Senator Ted Cruz has tried to cling to what has become the safest ground in the Republican Party: Denouncing the violent attack on the Capitol one year ago without criticizing either the lies that inspired it or acknowledging their growing hold over the GOP. It was a “dark day” when a few bad people decided to beat up cops for ephemeral reasons, to no effect.
But Cruz made a crucial error. In denouncing the people who attacked Capitol police, he employed his customary term: “terrorists.” It has been one of his favorite words of abuse, generally reserved for domestic criminals. But Tucker Carlson objected to Cruz deploying the epithet against right-wing insurrectionists. (He also objects to the term “insurrectionists.”) And so Cruz, in what has become a Trump-era ritual, pleaded for the chance to trade one of his remaining scraps of dignity in return for a measure of forgiveness.
“As a result of my sloppy phrasing, it’s caused a lot of people to misunderstand what I meant,” Cruz begged. “What I was referring to was the limited number of people who engaged in violent attacks against police officers.”
Cruz and Carlson disagreed over whether it was accurate to describe people who assault police as “terrorists.” (The FBI defines domestic terrorism as “violent, criminal acts committed by individuals and/or groups to further ideological goals stemming from domestic influences, such as those of a political, religious, social, racial, or environmental nature,” which would seem to include assaulting police officers in order to further the ideological goal of giving Donald Trump an unelected second term.)
Cruz did not back down on the broader definitional claim that attacking police officers is “terrorism.” He conceded, however, that it was wrong to describe Trump fans who attacked police officers this way. “The reason I used that word is that’s the word I’ve always used for people that attack cops,” he pleaded, “But in this context, I get why people are angry. Because we’ve had a year of the corrupt corporate media and Democrats have so politicized it.”
Calling right-wing extremists who attacked cops in hopes they could pressure Congress to cancel the results of the election “terrorists,” Cruz now agrees, was a horrendous slur. Whatever these people are, they are not as bad as people who attack police officers for other, less sympathetic reasons.

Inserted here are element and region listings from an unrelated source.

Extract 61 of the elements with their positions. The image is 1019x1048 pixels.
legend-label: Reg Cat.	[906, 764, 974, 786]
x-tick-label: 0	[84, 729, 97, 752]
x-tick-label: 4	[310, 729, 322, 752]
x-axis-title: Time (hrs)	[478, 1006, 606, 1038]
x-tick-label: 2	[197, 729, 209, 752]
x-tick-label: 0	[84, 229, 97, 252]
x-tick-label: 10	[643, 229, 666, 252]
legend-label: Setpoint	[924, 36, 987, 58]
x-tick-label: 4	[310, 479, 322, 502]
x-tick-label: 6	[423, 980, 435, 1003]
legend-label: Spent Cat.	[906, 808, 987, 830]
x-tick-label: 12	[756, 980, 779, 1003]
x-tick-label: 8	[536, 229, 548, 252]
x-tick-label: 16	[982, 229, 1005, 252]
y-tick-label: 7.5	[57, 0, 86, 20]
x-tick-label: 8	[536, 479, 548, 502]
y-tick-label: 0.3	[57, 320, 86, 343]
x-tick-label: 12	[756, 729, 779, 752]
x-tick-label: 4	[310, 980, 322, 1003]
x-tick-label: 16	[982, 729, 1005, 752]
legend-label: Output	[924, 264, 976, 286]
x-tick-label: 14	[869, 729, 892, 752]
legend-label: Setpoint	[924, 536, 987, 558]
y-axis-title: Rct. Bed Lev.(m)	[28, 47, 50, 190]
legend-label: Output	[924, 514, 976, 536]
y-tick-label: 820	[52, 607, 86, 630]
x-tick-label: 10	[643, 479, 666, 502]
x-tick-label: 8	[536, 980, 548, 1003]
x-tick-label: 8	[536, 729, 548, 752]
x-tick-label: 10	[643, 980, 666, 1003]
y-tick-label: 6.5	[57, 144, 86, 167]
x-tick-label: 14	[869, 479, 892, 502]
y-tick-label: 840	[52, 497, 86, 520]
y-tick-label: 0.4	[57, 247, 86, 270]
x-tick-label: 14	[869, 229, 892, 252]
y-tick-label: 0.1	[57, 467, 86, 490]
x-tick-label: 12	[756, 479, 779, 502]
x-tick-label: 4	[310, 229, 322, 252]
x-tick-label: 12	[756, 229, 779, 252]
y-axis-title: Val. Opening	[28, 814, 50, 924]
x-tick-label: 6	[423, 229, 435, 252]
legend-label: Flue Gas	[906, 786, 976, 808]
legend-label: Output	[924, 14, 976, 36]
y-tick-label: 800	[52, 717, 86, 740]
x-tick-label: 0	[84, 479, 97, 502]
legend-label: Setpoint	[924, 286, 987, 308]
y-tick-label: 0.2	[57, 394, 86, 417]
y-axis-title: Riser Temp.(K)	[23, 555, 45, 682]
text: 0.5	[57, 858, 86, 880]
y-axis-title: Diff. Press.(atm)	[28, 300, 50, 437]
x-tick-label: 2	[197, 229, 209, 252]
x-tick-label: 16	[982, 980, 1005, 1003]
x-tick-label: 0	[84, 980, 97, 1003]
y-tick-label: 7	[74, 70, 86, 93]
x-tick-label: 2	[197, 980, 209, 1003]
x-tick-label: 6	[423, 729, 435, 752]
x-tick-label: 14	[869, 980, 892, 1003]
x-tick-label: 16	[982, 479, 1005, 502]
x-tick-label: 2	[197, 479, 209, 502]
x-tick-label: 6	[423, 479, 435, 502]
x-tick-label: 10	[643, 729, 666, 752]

Cruz also noted that, while he erred by describing the violent attackers in the insurrection as “terrorists,” he would never describe their effort to overthrow the government as an “insurrection.” “Saying it’s an insurrection is a political term,” he noted. “It’s a lie, I’ve repeatedly denounced it.”
Cruz ended the segment by reminding Carlson he was one of a dozen senators who supported Trump’s effort to cancel the election results. “While thousands of people were standing up to defend this country on January 6,” he said, “I was standing on the Senate floor, objecting to the election results.”
Cruz thought the sweet spot for him was to position himself as a champion of Trump’s nonviolent efforts to discard the election results while strongly condemning its violent aspects. Not for the first time, and probably not for the last, he misjudged the political market.